Родриго сидел на тощем заборчике, обрамлявшем скупые общежитские деревца и у него был вид человека, только что снятого с белоснежных вершин Эмпирея и аккуратно положенного в наш грязный, оборванный мир. На деле он и оказался таким, я имею ввиду с Эмпирея. В нем было столько изысканности и изящества, его манеры были натуральны и естественны, не то что у меня, когда я заставлял себя перевести через улицу разлагающуюся бабульку. Признаюсь, тогда я подумал: какой франт, но, Господи, как же я горько ошибался и сержусь на себя за это. Родригес пожал мне руку и честно посмотрел в глаза. Родригес был гитарист и мне, и ему, и Бутусову предстояло учиться вместе.

О, кто вернет мне этот счастливый и единственный в моей жизни год проведенный с ними за одной ученической партой! Как я тогда не ценил данное мне! Осенью начались занятия и на меня посмотрела своими страшными глазами музыка. Она была везде: в давно выживших из ума электронных часах, показывавших вместо нынешнего часа какие то изумрудные египетские закорючки, за массивными дверями кабинетов, забитых до отказу богемой, даже в уборщицах на удивление приветливых и добродушных снующих со швабрами туда сюда. Музыка была в картине Шумана охрой выполненной на стене в левом крыле здания, которого потом за что-то неумело ободрали, музыка была в речах пожилого сухопарого директора, и когда он говорил на собраниях: помните, что вы не из какого-нибудь кулинарного техникума! Хотелось сразу же встать и защищать до последней капли крови своей грудью эти стены и все что они укрывали, вплоть до последней рваной струны и книжки про Ленина, служившей заспанным вахтерам за чудовищным стеклом подставкой для чая.

И так, мы начали учиться. В наши свежие, юношеские умы умещалось все, начиная от няни Чайковского и заканчивая обертонами с ауфтактом, тогда я впервые на уроках полифонии увидел маленький уголочек громадины Баха, а увидев ужаснулся.

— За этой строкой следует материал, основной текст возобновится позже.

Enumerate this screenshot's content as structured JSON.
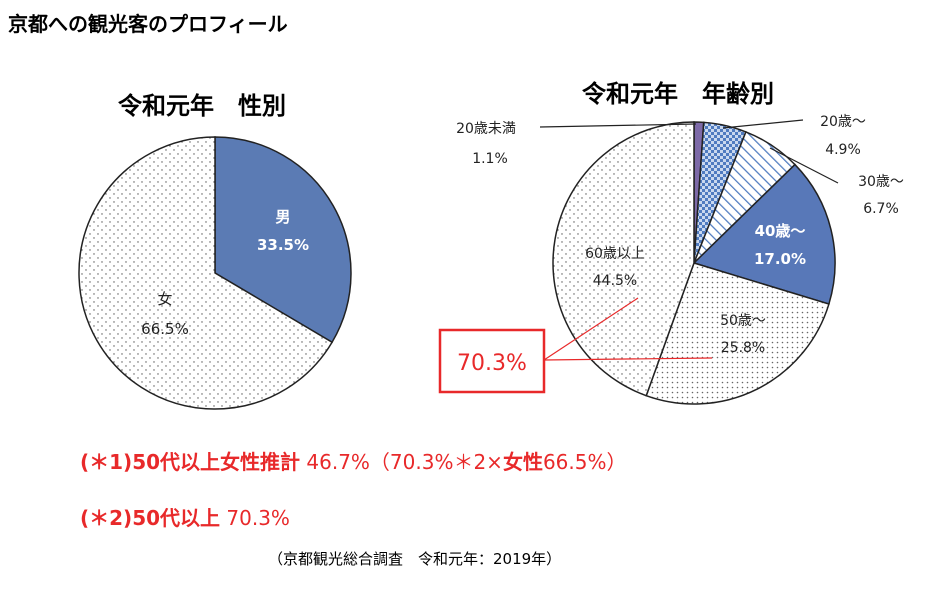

Училище располагалось на сонной артерии вокзала, лежащей параллельно железной дороге, врезанное, вы не видели, но честное слово врезанное в стену, не то бывшего КГБ, не то нынешнего ФСБ, и наверное здесь до музыкантов ютились кулаки, не желавшие делиться добром или просто не счастливые люди, где их казнили без суда и следствия, наверняка, где-то здесь расстреляли и моего прадеда в тридцать девятом. Из напомаженных губ в кокетливые ушки переходит высокопоэтическая чушь о том, что там в подвалах за курилкой были камеры пыток, и ночью иногда слышан крик несчастных, но на этот счет могу сказать, что в этих мрачных казематах ни кто не жил, кроме каких то черных плотников, выглядывавших от туда, как демоны из некой преисподней.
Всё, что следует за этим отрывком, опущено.